Project Everest: Fast, Correct, and Secure Software for Deployment Now!

Project Everest is a joint research effort between Microsoft Research, INRIA, Carnegie Mellon, and the University of Edinburgh. Our goal is to provide high-performance standards-based secure communication components (e.g., TLS and QUIC) backed by mathematical proofs of their correctness and security. Additionally, we aim to show that software with formal proofs can be developed and deployed at scale today, within the existing software ecosystem.

Our code is programmed in F*, a language designed for co-developing programs and proofs.
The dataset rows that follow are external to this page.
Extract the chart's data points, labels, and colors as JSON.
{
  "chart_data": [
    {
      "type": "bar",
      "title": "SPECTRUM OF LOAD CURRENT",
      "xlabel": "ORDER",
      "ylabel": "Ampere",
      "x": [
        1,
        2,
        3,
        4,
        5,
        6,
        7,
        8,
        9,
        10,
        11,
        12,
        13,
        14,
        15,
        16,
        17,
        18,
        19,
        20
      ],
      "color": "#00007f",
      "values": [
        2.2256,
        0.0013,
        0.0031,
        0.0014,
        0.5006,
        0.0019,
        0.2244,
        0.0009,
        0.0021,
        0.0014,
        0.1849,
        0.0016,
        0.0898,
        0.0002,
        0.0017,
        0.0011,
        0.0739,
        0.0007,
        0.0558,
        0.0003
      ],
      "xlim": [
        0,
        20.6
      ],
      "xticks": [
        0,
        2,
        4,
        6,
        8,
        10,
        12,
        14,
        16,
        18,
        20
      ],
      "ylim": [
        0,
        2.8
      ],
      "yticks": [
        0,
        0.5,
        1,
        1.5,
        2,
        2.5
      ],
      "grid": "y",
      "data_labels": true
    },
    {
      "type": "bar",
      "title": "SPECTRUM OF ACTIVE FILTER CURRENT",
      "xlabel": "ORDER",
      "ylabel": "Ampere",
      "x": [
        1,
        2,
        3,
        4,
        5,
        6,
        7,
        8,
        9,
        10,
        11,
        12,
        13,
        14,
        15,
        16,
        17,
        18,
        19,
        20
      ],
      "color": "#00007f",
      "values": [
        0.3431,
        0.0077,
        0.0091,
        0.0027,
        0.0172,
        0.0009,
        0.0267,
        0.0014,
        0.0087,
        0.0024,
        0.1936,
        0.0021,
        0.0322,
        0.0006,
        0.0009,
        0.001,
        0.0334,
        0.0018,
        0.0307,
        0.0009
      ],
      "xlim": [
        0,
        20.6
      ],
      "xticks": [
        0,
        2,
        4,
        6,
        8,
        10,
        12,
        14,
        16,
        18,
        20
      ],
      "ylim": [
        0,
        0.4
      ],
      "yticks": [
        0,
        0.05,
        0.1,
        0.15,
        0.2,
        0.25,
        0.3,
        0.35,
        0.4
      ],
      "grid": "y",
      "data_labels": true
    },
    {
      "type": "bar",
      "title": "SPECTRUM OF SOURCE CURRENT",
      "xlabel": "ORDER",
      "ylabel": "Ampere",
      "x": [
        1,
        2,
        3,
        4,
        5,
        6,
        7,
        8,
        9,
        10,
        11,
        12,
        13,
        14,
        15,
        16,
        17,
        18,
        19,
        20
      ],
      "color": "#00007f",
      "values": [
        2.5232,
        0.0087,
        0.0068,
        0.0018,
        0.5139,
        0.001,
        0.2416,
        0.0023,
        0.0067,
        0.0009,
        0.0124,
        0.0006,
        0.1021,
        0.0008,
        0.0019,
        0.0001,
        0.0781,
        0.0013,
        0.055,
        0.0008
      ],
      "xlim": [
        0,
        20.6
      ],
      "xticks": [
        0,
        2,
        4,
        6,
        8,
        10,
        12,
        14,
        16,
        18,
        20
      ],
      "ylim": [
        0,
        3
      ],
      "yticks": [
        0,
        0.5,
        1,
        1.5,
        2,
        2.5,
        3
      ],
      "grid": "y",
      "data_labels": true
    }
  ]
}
We prove our code memory safe (no buffer overflows, no use-after-free, etc.); functional correct (we always compute the right result); side-channel resistant (ruling out cache and timing-based leaks); as well as provide several application-specific guarantees.

Our programming tools and verified components are open source on GitHub, including the following highlighted components:

  • EverCrypt, a functionally correct and side-channel resistant cryptographic library that matches or exceeds the performance of any other library for many algorithms
  • EverParse, a library of verified parsers and formatters for binary formats
  • EverQuic-transport, an implementation of the QUIC transport layer proven cryptographically secure

Our code is distributed as a set of C files, for easy integration with existing code. Several large projects have already adopted our components, including Firefox, Windows, Wireguard, mbedTLS, the Tezos blockchain, and many others: you should too!